Tanggal 10 Oktober diperingati sebagai “Hari Kesehatan Mental/Jiwa Sedunia”. Saya concern dengan itu karena seperti tulisan saya kemarin, saya pun menderita sejumlah indikasi ke arah sana. Sejak 20-an tahun lalu, saya sudah menyadarinya dan mencari bantuan.
Dua symptom yang saya punya dan Joker juga punya, adalah narcissistic dan megalomania. Delusi juga ada beberapa macam. Karena saya sudah berhasil mengontrolnya, maka seringkali saya tersenyum bila ada teman yang masih begitu. Saya tidak punya hak menegakkan diagnosa. Saya juga tidak berhak menyarankannya berobat. Apalagi bila ia masih berfungsi secara sosial.

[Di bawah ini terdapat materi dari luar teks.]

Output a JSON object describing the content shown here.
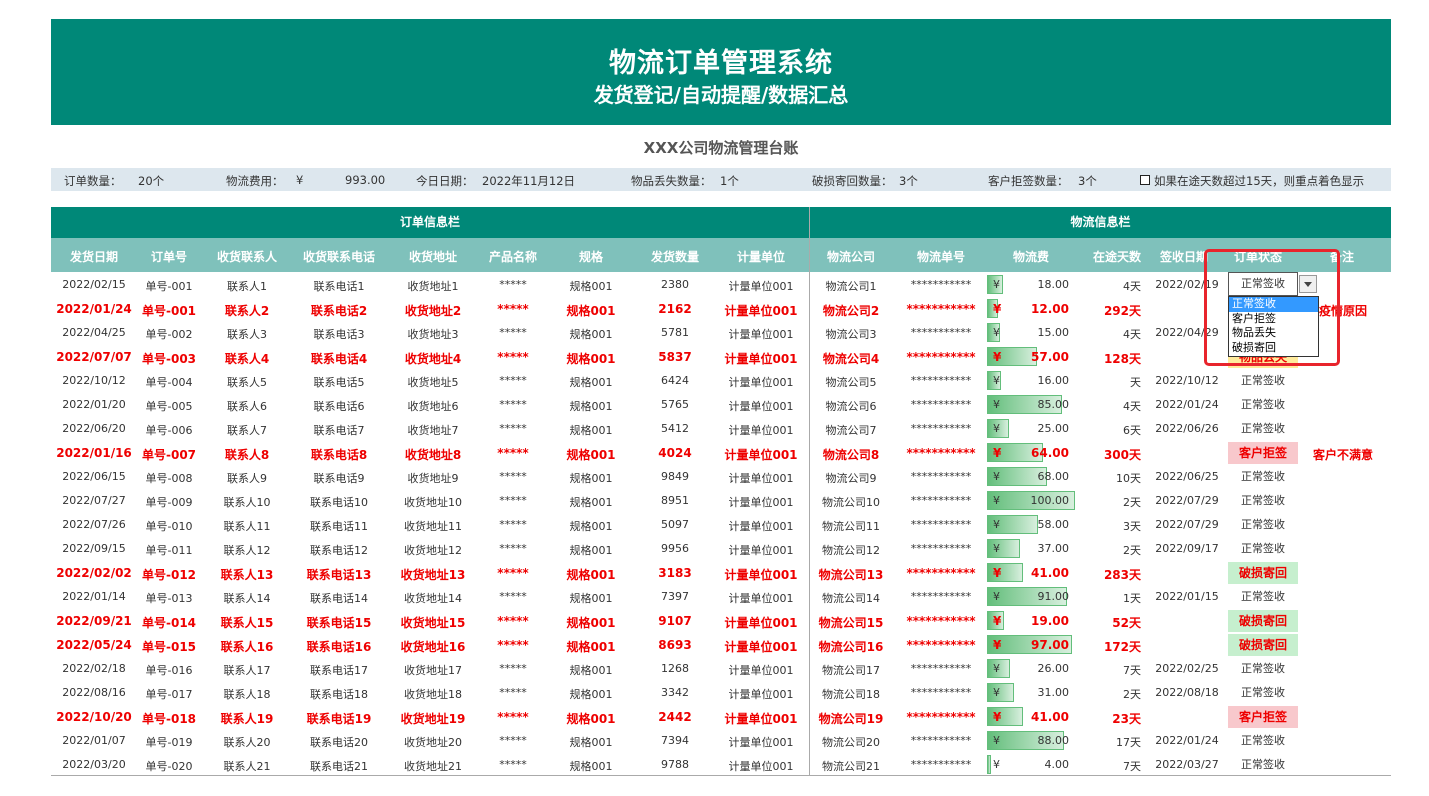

Nah, indikasi terakhir itulah pembeda penderita skizofrenia akut dengan manusia lain. Kemampuan berfungsi secara sosial. Penderita tidak mampu berfungsi secara sosial sehingga tidak sadar pada ucapan dan tindakannya, dan oleh karenanya ia tidak bisa dimintakan pertanggungjawabannya. Hukum agama Islam membebaskannya dari kewajiban syariah terutama shalat fardhu, hukum positif negara membebaskannya dari hukuman untuk kriminalitas.

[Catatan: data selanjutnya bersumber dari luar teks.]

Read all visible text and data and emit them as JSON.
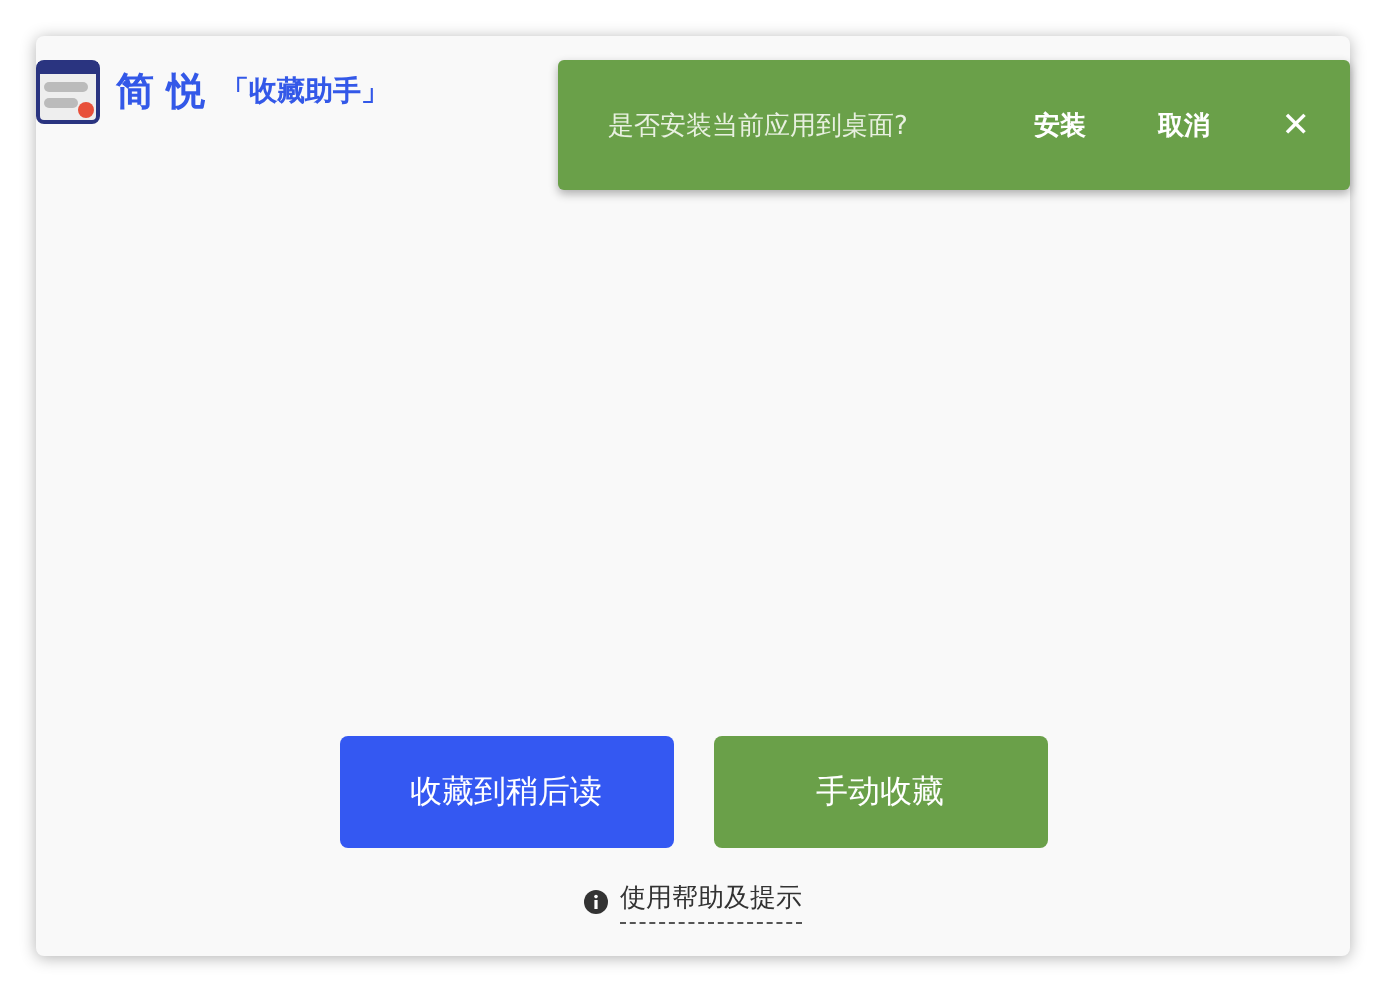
{
  "header": {
    "title": "简 悦",
    "subtitle": "「收藏助手」"
  },
  "install_prompt": {
    "message": "是否安装当前应用到桌面?",
    "actions": [
      "安装",
      "取消"
    ],
    "close": "✕"
  },
  "buttons": [
    {
      "label": "收藏到稍后读",
      "kind": "primary"
    },
    {
      "label": "手动收藏",
      "kind": "secondary"
    }
  ],
  "help_link": "使用帮助及提示"
}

Kondisi “terkena serangan” itu tidak terjadi setiap waktu. Apabila sedang sehat, penderita mampu berinteraksi normal, seperti mengobrol atau bermain. Namun apabila sedang “relapse” ia menjadi individu berbahaya karena ketidakstabilannya. Ia bahkan mampu membunuh dalam kondisi kegilaannya.
Karena kondisinya mirip “kesurupan”, maka banyak orang yang gagal paham menstigma bahwa gangguan kejiwaan adalah karena lemah iman atau diganggu jin. Padahal tidak ada hubungannya. Gangguan kejiwaan adalah penyakit. Serupa dengan penyakit fisik lainnya. Organ yang diserangnya adalah otak dan hormon.
Dalam Diagnostic and Statistical Manual for Mental Disorders, Fifth Edition (DSM-5) yang terbit Mei 2013, terdapat banyak jenis gangguan psikologis (psychological disorder) yang dideteksi. Buku tebal tersebut adalah rujukan bagi para ahli kesehatan jiwa sedunia, baik psikiater (dokter spesialis kejiwaan) maupun psikolog klinis.
Artinya, selain ada banyak jenis gangguan kejiwaan lainnya. Phobia misalnya, adalah gangguan kejiwaan ringan. Anda takut ketinggian, ruang sempit, kecoa, tikus, gelap, bahkan setan, itulah phobia.
Jadi, jangan karena merasa “normal” lantas menempatkan diri lebih tinggi derajatnya daripada orang yang menyandang status ODGJ (Orang Dengan Gangguan Jiwa). Lha wong narsis (misalnya hobby selfie berlebihan dengan selalu foto-foto di mana pun dan sering mengunggahnya di medsos) saja sudah gangguan jiwa kok.
Semua manusia sama dan sederajat di mata Tuhan. Apa yang membedakan adalah perbuatan dan amal kebaikannya. Memangnya kita sudah berkontribusi apa bagi sesama?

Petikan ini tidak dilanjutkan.